Another challenge we faced relates to the need in the UK to specify the territorial applicability of individual parts of legislation. Legislation in the United Kingdom often contains alternative versions of individual sections, each with a geographical restriction. For example, an act may have two versions of Section 1, the first applying to England and Wales and the second to Scotland. CLML has a dedicated attribute for such cases. Akoma Ntoso allows authors to define jurisdictional restrictions in the metadata and to link them to sections of the document body, but to my mind this mechanism is not as elegant as Akoma Ntoso’s vocabulary for capturing temporal restrictions.

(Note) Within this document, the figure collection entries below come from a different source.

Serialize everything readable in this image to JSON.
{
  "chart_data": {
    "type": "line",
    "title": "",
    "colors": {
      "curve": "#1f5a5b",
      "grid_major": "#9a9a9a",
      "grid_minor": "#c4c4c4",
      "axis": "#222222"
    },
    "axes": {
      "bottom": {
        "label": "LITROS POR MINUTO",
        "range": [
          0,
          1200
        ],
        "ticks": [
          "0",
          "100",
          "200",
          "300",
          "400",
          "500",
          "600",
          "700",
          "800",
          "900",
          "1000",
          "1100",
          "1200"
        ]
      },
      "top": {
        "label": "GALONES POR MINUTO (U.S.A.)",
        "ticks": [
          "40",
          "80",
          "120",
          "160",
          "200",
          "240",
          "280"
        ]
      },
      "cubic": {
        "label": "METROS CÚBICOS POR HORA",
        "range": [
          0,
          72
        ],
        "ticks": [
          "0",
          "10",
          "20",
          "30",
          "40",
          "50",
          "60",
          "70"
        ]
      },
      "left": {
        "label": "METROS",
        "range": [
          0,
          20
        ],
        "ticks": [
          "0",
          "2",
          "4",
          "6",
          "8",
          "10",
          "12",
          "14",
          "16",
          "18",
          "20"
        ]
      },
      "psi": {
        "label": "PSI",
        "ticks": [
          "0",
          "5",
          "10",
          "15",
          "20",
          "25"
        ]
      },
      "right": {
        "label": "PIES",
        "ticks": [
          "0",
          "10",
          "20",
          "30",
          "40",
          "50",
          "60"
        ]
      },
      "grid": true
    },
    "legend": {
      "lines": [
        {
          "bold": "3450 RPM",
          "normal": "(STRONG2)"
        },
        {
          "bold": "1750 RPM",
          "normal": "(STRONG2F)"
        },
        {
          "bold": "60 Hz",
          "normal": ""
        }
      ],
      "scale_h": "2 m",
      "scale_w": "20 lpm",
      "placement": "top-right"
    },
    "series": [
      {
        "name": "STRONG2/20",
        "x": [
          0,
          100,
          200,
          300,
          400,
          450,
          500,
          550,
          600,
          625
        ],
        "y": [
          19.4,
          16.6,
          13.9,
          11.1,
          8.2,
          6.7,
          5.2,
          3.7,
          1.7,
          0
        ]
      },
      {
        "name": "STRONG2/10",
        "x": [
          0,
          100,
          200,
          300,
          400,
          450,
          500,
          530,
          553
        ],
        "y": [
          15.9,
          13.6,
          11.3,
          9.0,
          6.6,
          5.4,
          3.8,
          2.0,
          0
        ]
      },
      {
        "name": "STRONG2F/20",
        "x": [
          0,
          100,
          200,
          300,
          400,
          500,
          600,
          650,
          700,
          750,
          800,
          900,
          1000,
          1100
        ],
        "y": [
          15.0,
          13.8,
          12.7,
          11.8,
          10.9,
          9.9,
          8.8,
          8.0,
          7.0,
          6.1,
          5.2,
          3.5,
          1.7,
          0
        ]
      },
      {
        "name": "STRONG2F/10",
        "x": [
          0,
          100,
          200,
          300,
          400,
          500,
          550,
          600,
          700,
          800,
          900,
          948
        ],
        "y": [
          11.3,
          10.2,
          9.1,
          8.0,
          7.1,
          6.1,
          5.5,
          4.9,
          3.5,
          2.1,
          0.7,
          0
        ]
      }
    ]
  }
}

On the whole, however, we have grown quite fond of the simplicity of the Akoma Ntoso data model, and we have borrowed ideas from it for other projects. For example, The National Archives is very interested in supporting HTML5. We have been experimenting with a near one-to-one serialization of Akoma Ntoso in HTML5 and have produced HTML5 versions of all legislation available on legislation.gov.uk. The goal has been to follow the structure of Akoma Ntoso as closely as possible, while using all of the native semantics of HTML5. The core nodes of the document tree–parts, chapters, sections and other high level “hierarchical containers” in Akoma Ntoso–are represented as nested HTML
<section> elements, allowing the document outline to be parsed faithfully by HTML5 validators. We had a lively debate about the best use of HTML’s
<section> element in legislative documents, ultimately deciding not to use it to represent hierarchical levels beneath the subsection, such as clauses. Also, we mirror the rich Akoma Ntoso metadata structure with native HTML elements using RDFa Lite.
Lastly, in the course of developing testing procedures for our document conversions we began thinking about ways to count elements within legislation and the relationships between them. Now, as part of The National Archives’ Big Data for Law project, we will conduct a “census” of the UK statute book and release data about the frequencies of structural patterns within legislative documents and the changes in those frequencies over time. We’re also using natural language processing to trace changes in statutory language. Look for this soon on legislation.gov.uk.
I would like to thank John Sheridan, Head of Legislation Services at The National Archives, for giving me the opportunity to do the kind of work I find so rewarding. I hope it proves to be useful.